Step 2: Install and Run Docker

The MCP server will run in a Docker container, so you need Docker Desktop installed and running on your system.

Step 3: Configure the MCP Server

You need to add the server configuration to the settings.json file. To find this file, you can determine your user home directory (e.g., by running whoami on Linux/macOS or checking C:\Users\<YourUsername> on Windows). The file is located at <UserHome>/.gemini/settings.json.

Open settings.json and add the following configuration, replacing <YOUR_GITHUB_TOKEN> with the token you generated.

"mcpServers": [
  {
    "name": "GitHub",
    "command": "docker",
    "args": [
      "run",
      "--rm",
      "-i",
      "-e",
      "GITHUB_TOKEN",
      "ghcr.io/google/gemini-cli/mcp-github:latest"
    ],
    "environment": {
      "GITHUB_TOKEN": "<YOUR_GITHUB_TOKEN>"
    }
  }
]

Step 4: Restart and Verify

Restart Gemini CLI. Now, you can press Ctrl+T to view the status of your MCP servers. You should see the GitHub MCP server running and ready with over 50+ available tools.
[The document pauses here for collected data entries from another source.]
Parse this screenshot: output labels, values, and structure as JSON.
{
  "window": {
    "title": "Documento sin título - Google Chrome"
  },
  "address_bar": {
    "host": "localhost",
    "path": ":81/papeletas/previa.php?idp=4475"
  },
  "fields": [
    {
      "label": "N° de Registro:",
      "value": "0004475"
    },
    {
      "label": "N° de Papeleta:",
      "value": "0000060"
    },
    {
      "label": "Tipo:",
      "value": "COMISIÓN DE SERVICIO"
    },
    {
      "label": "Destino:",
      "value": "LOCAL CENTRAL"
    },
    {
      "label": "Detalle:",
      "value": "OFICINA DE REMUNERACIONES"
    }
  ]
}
Now you can use this MCP to interact with GitHub.

Prompt:

find the most updated repository on my GitHub account

The agent will ask for your username, construct a query for the GitHub MCP server, and ask for permission to execute it. Once you allow it, it will fetch and display your most recently updated repository.

This new Gemini CLI is an incredibly powerful and versatile tool. With its seamless integration, extensive features, and the ability to extend its functionality, it is set to become an indispensable part of the modern developer's toolkit.